Now, back to the doctor.
She is from the Indian subcontinent and her name sounds like the letters
and cadence that names from there seem to me to.[4] I find that some doctors from that region are
referring themselves to patients they meet briefly as “Dr. Dev.” Apparently, the surname “Devabakthuni” is
common in India, sorta like “Smith” and those doctors frequently shorten it to “Dr.
Dev,” which is short and easy to pronounce, without diphthongs, digraphs or consonant
blends.
Back to the jar filled with marbles. That won’t last forever in a truly
transcultural world.

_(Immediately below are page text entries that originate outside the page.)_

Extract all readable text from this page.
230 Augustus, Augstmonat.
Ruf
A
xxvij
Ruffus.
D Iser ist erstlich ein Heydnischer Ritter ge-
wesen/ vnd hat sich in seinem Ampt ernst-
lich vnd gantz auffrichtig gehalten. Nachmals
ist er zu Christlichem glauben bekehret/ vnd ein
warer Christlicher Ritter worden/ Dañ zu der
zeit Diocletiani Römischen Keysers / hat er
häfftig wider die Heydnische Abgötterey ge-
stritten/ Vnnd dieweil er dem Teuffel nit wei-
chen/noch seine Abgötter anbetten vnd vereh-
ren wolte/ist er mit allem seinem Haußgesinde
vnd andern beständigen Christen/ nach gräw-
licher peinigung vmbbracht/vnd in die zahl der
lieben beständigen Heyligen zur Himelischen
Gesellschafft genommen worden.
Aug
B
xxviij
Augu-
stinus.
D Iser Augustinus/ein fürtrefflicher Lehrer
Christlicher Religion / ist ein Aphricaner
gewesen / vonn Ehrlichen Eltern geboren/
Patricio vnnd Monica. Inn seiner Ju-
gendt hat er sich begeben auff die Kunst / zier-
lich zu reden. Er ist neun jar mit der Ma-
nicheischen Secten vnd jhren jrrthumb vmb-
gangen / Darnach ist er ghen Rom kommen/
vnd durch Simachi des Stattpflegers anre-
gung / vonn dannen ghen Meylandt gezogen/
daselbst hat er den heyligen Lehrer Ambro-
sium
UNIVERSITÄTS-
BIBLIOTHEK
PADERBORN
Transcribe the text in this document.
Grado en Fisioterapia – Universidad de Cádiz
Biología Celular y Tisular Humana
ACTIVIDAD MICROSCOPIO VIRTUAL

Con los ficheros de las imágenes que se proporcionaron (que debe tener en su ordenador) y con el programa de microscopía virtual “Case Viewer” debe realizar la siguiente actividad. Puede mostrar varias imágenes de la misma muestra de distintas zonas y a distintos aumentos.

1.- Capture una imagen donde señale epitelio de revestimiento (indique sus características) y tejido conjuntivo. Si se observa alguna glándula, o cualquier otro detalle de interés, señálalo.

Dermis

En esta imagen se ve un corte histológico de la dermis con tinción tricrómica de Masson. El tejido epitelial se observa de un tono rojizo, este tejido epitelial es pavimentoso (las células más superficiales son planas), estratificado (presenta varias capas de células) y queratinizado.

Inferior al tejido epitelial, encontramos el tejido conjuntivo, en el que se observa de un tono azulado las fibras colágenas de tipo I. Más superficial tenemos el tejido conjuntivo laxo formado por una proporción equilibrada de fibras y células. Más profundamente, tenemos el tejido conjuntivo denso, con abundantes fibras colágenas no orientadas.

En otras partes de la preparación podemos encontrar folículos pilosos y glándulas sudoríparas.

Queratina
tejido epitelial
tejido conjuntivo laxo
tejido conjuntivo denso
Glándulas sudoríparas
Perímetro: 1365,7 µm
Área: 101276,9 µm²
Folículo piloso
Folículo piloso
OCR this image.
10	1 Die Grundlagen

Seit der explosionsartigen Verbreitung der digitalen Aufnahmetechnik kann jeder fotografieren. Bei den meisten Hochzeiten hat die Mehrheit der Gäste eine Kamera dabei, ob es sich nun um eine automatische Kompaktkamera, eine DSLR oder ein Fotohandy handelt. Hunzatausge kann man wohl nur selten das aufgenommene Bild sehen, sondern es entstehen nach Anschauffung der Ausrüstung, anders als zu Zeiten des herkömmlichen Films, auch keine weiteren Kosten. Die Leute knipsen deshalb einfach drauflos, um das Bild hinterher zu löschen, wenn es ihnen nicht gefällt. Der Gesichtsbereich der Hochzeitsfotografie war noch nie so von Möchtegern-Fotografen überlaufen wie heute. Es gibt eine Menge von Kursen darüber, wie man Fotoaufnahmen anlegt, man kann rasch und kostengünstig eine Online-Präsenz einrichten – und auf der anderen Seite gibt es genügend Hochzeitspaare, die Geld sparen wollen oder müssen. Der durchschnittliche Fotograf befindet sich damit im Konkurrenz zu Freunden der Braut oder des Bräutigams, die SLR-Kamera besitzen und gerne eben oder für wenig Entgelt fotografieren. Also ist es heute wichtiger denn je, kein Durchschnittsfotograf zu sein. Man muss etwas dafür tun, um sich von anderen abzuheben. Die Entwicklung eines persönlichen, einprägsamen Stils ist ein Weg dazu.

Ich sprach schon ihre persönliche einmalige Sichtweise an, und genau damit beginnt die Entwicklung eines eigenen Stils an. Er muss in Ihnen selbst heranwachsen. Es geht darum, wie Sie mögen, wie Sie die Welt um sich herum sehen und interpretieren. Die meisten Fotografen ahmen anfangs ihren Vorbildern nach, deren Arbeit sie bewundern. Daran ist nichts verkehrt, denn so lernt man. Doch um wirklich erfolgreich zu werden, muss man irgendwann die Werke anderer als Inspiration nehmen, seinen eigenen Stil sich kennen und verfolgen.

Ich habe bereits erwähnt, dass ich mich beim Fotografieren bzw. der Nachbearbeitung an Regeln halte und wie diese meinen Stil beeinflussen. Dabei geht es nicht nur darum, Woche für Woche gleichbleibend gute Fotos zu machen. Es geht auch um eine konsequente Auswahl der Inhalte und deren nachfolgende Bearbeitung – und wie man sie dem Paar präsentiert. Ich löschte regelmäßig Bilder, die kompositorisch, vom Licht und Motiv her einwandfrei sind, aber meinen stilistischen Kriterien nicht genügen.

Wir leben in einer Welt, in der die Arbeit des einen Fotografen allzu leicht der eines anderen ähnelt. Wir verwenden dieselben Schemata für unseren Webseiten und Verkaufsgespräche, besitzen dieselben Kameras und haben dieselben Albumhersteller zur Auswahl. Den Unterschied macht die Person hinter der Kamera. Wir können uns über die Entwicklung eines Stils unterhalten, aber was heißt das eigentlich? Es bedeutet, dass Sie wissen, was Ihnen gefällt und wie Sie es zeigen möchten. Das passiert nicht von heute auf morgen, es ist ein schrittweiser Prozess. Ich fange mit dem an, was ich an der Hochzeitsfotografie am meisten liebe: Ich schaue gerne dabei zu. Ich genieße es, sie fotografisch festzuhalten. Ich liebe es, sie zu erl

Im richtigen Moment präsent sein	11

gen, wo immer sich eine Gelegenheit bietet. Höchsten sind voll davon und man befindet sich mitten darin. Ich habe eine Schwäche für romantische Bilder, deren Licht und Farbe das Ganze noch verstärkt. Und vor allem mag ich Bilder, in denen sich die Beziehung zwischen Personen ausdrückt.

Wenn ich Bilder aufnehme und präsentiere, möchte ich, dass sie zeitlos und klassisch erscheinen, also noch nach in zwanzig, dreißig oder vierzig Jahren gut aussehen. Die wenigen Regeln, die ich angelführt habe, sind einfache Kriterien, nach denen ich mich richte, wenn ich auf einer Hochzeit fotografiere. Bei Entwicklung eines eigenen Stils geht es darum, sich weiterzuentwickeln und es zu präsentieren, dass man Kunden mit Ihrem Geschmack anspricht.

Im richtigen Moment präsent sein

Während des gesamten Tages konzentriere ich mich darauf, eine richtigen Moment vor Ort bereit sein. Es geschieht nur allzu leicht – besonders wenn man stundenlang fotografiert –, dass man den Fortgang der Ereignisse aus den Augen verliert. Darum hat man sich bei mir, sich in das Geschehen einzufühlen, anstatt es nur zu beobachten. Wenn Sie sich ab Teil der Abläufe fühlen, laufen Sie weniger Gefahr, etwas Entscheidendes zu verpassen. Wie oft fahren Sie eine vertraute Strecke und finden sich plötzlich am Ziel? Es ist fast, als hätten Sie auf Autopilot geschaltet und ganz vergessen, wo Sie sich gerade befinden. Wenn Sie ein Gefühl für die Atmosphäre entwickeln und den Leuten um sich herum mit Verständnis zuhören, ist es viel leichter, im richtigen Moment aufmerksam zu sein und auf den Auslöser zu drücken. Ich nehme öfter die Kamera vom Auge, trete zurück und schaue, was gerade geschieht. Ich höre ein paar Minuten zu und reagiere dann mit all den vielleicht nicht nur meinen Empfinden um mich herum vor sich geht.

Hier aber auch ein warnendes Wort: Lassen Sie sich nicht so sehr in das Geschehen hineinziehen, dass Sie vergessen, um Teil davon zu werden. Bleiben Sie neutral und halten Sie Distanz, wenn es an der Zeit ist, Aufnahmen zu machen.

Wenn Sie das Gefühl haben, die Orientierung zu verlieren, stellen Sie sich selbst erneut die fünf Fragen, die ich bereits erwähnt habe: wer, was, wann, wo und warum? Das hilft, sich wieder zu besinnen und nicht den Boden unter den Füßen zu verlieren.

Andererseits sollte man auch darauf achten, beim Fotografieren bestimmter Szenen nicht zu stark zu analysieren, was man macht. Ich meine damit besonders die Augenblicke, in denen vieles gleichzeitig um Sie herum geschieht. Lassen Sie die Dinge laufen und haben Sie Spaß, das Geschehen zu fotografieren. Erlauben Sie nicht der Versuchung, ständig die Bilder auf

The image should be
a jar of especially thick paint. Sure,
you can still see the colors that go in, but sooner or later, everything will
mix. America is STILL the primary place
where people emigrate to. First the
freely possible off-the-books immigration and the current press to reverse the
off-the-books thing have NOT changed the
direction that many people want to move.
We will have more and more “strange” surnames moving to the U.S. Oh, how about not “strange” but “sounds
strange and is hard to pronounce for someone whose milk language is
English.
The answer? Oh, yes,
I have an answer, but it’s not an immediate fix-all. It’s patience. Native English speakers, try to pronounce
someone’s name as they pronounce it. If
it’s tough, ask them. Americans are
largely polite people. “XI Jinpeng” knows
that an English mouth has a rough time wrapping itself around his name, probably
as much as a Chinese mouth has trouble pronouncing Donald Trump or Marco Rubio.
We will have more names to learn how to pronounce. Do it patiently. But do it.
[1] It’s
late. I’m sitting up in bed. I’m lazy.
Do your own math if it bothers you.
[2]
And, again, am too lazy to look up.
[3]
See above reverence to my being in bed and lazy.
[4] A
grammatical note: A preposition is a
terrible thing to end a sentence with.
Unless you don’t have anything else to end it with.